# Topology (complex analysis)

1. Feb 12, 2013

### kimkibun

1. The problem statement, all variables and given/known data
Let S={zεℂ: |z|<1 or |z-2|<1}. show that S is not connected.

2. Relevant equations
My prof use this definition of disconnected set.

Disconnected set - A set S $\subseteqℂ$ is disconnected if S is a union of two disjoint sets A and A' s.t. there exists open sets B and B' with A $\subseteq B$
and A' $\subseteq B'$.

3. The attempt at a solution

So here's my solution. I let A={zεℂ: |z|<1} and A'={zεℂ: |z-2|<1}. in order for me to show that S is disconnected set, i need to show the following.

i.) S=A U A'
ii.) A and A' are disjoint
iii.) A and A' are open sets.

Am i doing the right way? Thanks

2. Feb 12, 2013

### haruspex

That doesn't work. is it perhaps: A set S $\subseteqℂ$ is disconnected if S is a union of two sets A and A' s.t. there exists disjoint open sets B and B' with A $\subseteq B$ and A' $\subseteq B'$?
Looks good to me.

3. Feb 12, 2013

### kimkibun

sorry, you're right, i forgot the "disjoint" word.

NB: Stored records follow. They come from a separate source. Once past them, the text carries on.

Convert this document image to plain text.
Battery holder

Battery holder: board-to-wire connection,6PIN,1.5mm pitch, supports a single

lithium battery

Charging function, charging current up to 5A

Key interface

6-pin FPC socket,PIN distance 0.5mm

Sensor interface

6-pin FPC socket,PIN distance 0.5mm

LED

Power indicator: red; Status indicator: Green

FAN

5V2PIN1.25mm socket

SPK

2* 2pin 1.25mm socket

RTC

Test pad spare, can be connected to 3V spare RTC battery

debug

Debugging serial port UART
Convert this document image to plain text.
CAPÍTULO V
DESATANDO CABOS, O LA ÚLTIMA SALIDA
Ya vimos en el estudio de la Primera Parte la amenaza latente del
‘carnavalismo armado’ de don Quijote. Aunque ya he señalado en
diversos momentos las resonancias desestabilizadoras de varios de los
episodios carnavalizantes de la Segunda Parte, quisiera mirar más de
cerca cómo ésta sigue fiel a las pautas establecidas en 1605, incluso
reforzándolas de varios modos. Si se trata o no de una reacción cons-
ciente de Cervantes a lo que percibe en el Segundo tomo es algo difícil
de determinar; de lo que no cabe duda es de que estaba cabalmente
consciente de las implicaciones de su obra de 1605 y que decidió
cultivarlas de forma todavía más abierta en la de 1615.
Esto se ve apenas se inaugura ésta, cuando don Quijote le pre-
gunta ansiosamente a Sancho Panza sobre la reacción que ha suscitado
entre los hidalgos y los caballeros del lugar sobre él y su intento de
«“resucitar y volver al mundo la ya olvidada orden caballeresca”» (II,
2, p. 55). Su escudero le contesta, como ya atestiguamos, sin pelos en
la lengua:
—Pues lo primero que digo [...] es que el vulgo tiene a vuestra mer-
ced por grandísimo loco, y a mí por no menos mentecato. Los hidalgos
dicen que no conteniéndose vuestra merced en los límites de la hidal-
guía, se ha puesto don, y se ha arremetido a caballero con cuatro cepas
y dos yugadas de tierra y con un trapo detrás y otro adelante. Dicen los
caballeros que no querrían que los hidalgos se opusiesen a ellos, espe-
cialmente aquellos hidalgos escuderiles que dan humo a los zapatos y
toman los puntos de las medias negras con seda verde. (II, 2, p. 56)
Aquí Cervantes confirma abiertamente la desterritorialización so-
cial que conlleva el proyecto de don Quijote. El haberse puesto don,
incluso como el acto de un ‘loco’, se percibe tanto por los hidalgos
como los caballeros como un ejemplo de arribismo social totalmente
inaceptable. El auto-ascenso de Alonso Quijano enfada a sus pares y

is there any other way (probably, easier) to prove that S is a disconnected set?

4. Feb 12, 2013

### Dick

You are doing fine. You just have the three (easy!) things to prove about A and A'. And you may not have to do a terribly formal proof of each. Just indicate why they are true.

Last edited: Feb 12, 2013